The program is divided into two parts, a Basic Program and an In-Depth Program. In the Basic Program, participants report extensive data about their nanoscale materials, including material characterization, hazard, use, potential exposures and risk-management practices. Participants are asked to provide data that is known or reasonably ascertainable and need not develop new data. The EPA has provided a report form and worksheet to facilitate participation and hopes to collect much of this data within the next six months.
Participants in the In-Depth Program voluntarily develop data over a longer period of time. The EPA will use information provided by participants and obtained in the Basic Program to develop a study plan that might include physiochemical characterization, health and environmental hazard testing, fate and transport, exposure and release assessment, effectiveness of engineering controls, worker education programs and other actions or investigations.
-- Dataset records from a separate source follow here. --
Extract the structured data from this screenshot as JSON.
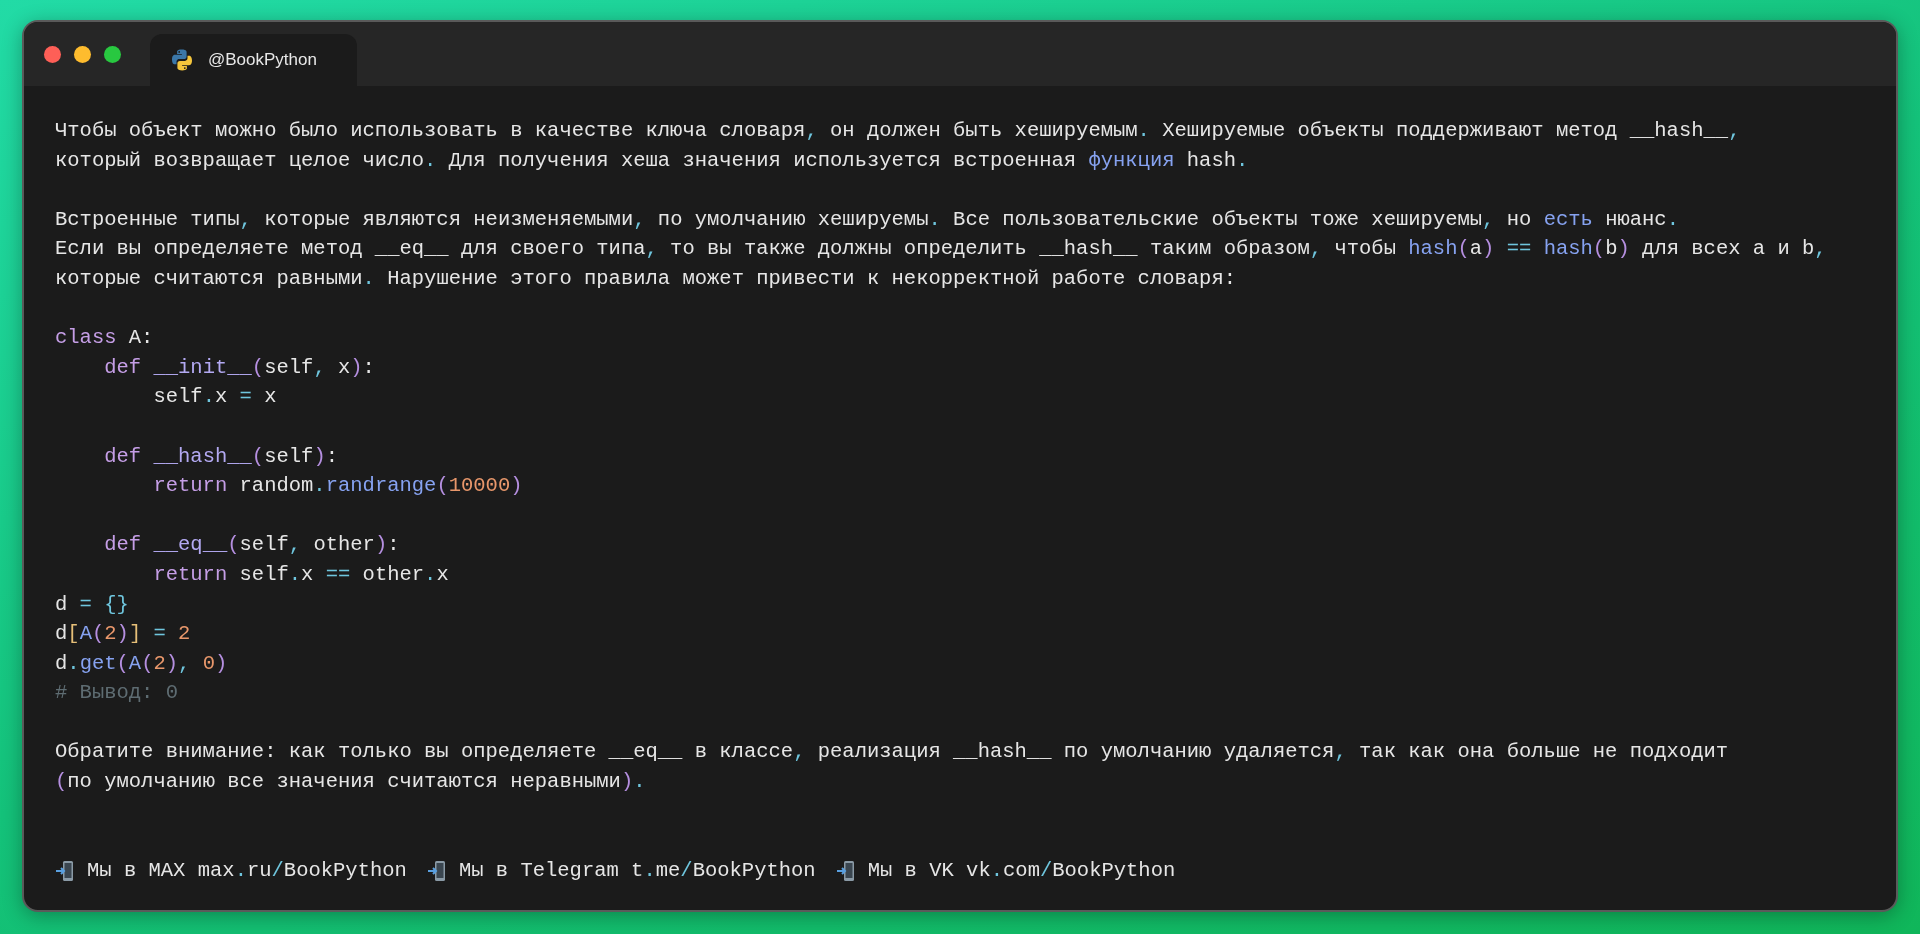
{
  "window": {
    "tab_title": "@BookPython"
  },
  "lines": [
    {
      "kind": "prose",
      "segments": [
        "Чтобы объект можно было использовать в качестве ключа словаря",
        {
          "kind": "p",
          "text": ","
        },
        " он должен быть хешируемым",
        {
          "kind": "p",
          "text": "."
        },
        " Хешируемые объекты поддерживают метод __hash__",
        {
          "kind": "p",
          "text": ","
        }
      ]
    },
    {
      "kind": "prose",
      "segments": [
        "который возвращает целое число",
        {
          "kind": "p",
          "text": "."
        },
        " Для получения хеша значения используется встроенная ",
        {
          "kind": "fn",
          "text": "функция"
        },
        " hash",
        {
          "kind": "p",
          "text": "."
        }
      ]
    },
    {
      "kind": "blank"
    },
    {
      "kind": "prose",
      "segments": [
        "Встроенные типы",
        {
          "kind": "p",
          "text": ","
        },
        " которые являются неизменяемыми",
        {
          "kind": "p",
          "text": ","
        },
        " по умолчанию хешируемы",
        {
          "kind": "p",
          "text": "."
        },
        " Все пользовательские объекты тоже хешируемы",
        {
          "kind": "p",
          "text": ","
        },
        " но ",
        {
          "kind": "fn",
          "text": "есть"
        },
        " нюанс",
        {
          "kind": "p",
          "text": "."
        }
      ]
    },
    {
      "kind": "prose",
      "segments": [
        "Если вы определяете метод __eq__ для своего типа",
        {
          "kind": "p",
          "text": ","
        },
        " то вы также должны определить __hash__ таким образом",
        {
          "kind": "p",
          "text": ","
        },
        " чтобы ",
        {
          "kind": "fn",
          "text": "hash"
        },
        {
          "kind": "pa",
          "text": "("
        },
        "a",
        {
          "kind": "pa",
          "text": ")"
        },
        {
          "kind": "p",
          "text": " == "
        },
        {
          "kind": "fn",
          "text": "hash"
        },
        {
          "kind": "pa",
          "text": "("
        },
        "b",
        {
          "kind": "pa",
          "text": ")"
        },
        " для всех a и b",
        {
          "kind": "p",
          "text": ","
        }
      ]
    },
    {
      "kind": "prose",
      "segments": [
        "которые считаются равными",
        {
          "kind": "p",
          "text": "."
        },
        " Нарушение этого правила может привести к некорректной работе словаря:"
      ]
    },
    {
      "kind": "blank"
    },
    {
      "kind": "code",
      "segments": [
        {
          "kind": "kw",
          "text": "class"
        },
        " A:"
      ]
    },
    {
      "kind": "code",
      "segments": [
        {
          "kind": "kw",
          "text": "    def"
        },
        {
          "kind": "mg",
          "text": " __init__"
        },
        {
          "kind": "pa",
          "text": "("
        },
        "self",
        {
          "kind": "p",
          "text": ","
        },
        " x",
        {
          "kind": "pa",
          "text": ")"
        },
        ":"
      ]
    },
    {
      "kind": "code",
      "segments": [
        "        self",
        {
          "kind": "p",
          "text": "."
        },
        "x ",
        {
          "kind": "p",
          "text": "="
        },
        " x"
      ]
    },
    {
      "kind": "blank"
    },
    {
      "kind": "code",
      "segments": [
        {
          "kind": "kw",
          "text": "    def"
        },
        {
          "kind": "mg",
          "text": " __hash__"
        },
        {
          "kind": "pa",
          "text": "("
        },
        "self",
        {
          "kind": "pa",
          "text": ")"
        },
        ":"
      ]
    },
    {
      "kind": "code",
      "segments": [
        {
          "kind": "kw",
          "text": "        return"
        },
        " random",
        {
          "kind": "p",
          "text": "."
        },
        {
          "kind": "fn",
          "text": "randrange"
        },
        {
          "kind": "pa",
          "text": "("
        },
        {
          "kind": "num",
          "text": "10000"
        },
        {
          "kind": "pa",
          "text": ")"
        }
      ]
    },
    {
      "kind": "blank"
    },
    {
      "kind": "code",
      "segments": [
        {
          "kind": "kw",
          "text": "    def"
        },
        {
          "kind": "mg",
          "text": " __eq__"
        },
        {
          "kind": "pa",
          "text": "("
        },
        "self",
        {
          "kind": "p",
          "text": ","
        },
        " other",
        {
          "kind": "pa",
          "text": ")"
        },
        ":"
      ]
    },
    {
      "kind": "code",
      "segments": [
        {
          "kind": "kw",
          "text": "        return"
        },
        " self",
        {
          "kind": "p",
          "text": "."
        },
        "x ",
        {
          "kind": "p",
          "text": "=="
        },
        " other",
        {
          "kind": "p",
          "text": "."
        },
        "x"
      ]
    },
    {
      "kind": "code",
      "segments": [
        "d ",
        {
          "kind": "p",
          "text": "= {}"
        }
      ]
    },
    {
      "kind": "code",
      "segments": [
        "d",
        {
          "kind": "br",
          "text": "["
        },
        {
          "kind": "fn",
          "text": "A"
        },
        {
          "kind": "pa",
          "text": "("
        },
        {
          "kind": "num",
          "text": "2"
        },
        {
          "kind": "pa",
          "text": ")"
        },
        {
          "kind": "br",
          "text": "]"
        },
        {
          "kind": "p",
          "text": " = "
        },
        {
          "kind": "num",
          "text": "2"
        }
      ]
    },
    {
      "kind": "code",
      "segments": [
        "d",
        {
          "kind": "p",
          "text": "."
        },
        {
          "kind": "fn",
          "text": "get"
        },
        {
          "kind": "pa",
          "text": "("
        },
        {
          "kind": "fn",
          "text": "A"
        },
        {
          "kind": "pa",
          "text": "("
        },
        {
          "kind": "num",
          "text": "2"
        },
        {
          "kind": "pa",
          "text": ")"
        },
        {
          "kind": "p",
          "text": ","
        },
        {
          "kind": "num",
          "text": " 0"
        },
        {
          "kind": "pa",
          "text": ")"
        }
      ]
    },
    {
      "kind": "code",
      "segments": [
        {
          "kind": "com",
          "text": "# Вывод: 0"
        }
      ]
    },
    {
      "kind": "blank"
    },
    {
      "kind": "prose",
      "segments": [
        "Обратите внимание: как только вы определяете __eq__ в классе",
        {
          "kind": "p",
          "text": ","
        },
        " реализация __hash__ по умолчанию удаляется",
        {
          "kind": "p",
          "text": ","
        },
        " так как она больше не подходит"
      ]
    },
    {
      "kind": "prose",
      "segments": [
        {
          "kind": "pa",
          "text": "("
        },
        "по умолчанию все значения считаются неравными",
        {
          "kind": "pa",
          "text": ")"
        },
        {
          "kind": "p",
          "text": "."
        }
      ]
    },
    {
      "kind": "blank"
    },
    {
      "kind": "blank"
    }
  ],
  "footer": [
    {
      "segments": [
        "Мы в MAX max",
        {
          "kind": "p",
          "text": "."
        },
        "ru",
        {
          "kind": "p",
          "text": "/"
        },
        "BookPython"
      ]
    },
    {
      "segments": [
        "Мы в Telegram t",
        {
          "kind": "p",
          "text": "."
        },
        "me",
        {
          "kind": "p",
          "text": "/"
        },
        "BookPython"
      ]
    },
    {
      "segments": [
        "Мы в VK vk",
        {
          "kind": "p",
          "text": "."
        },
        "com",
        {
          "kind": "p",
          "text": "/"
        },
        "BookPython"
      ]
    }
  ]
}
The EPA will also assist participants to form consortia for multiparty studies and will coordinate with other federal agencies and international groups involved in similar efforts.
The EPA encourages the use of exposure mitigation practices where nanoscale materials are used or handled, quoting the National Institute for Occupational Safety and Health (“NIOSH”): “Given the limited amount of information for determining if engineered nanoparticles pose an occupational health risk, it is prudent to take precautionary measures to minimize worker exposures.” The EPA asks all participants in the program to describe risk-management practices and encourages the development of such plans, though it is not prescribing a specific risk-management practice for all nanomaterials.
The EPA intends to use the information obtained from the program to ascertain “the nature of nanoscale materials that are produced; the quantities in which they are produced; how they are or will be used; any hazards, exposures, or releases associated with those materials; and how these hazards are being addressed.” The EPA will also evaluate the information to explore more fundamental issues, such as information that may be useful in evaluating specific nanomaterials and recommended riskmanagement practices and in identifying specific nanomaterials or groups of such materials that may present heightened or minimal degrees of risk.
There are certainly good reasons to work with EPA in developing its understanding of nanomaterial manufacture and use, as regulatory action in this area is likely in the near future. Participants, however, should be very careful to assure that their use of nanomaterials complies with TSCA and any other applicable statutes or regulations. The EPA will alert participants of the need to comply if data obtained through the program suggests that a nanomaterial is reportable as a new chemical substance under TSCA. The EPA further categorically stated that it “will not exempt anyone from TSCA requirements for participating in the program” including, apparently, enforcement action.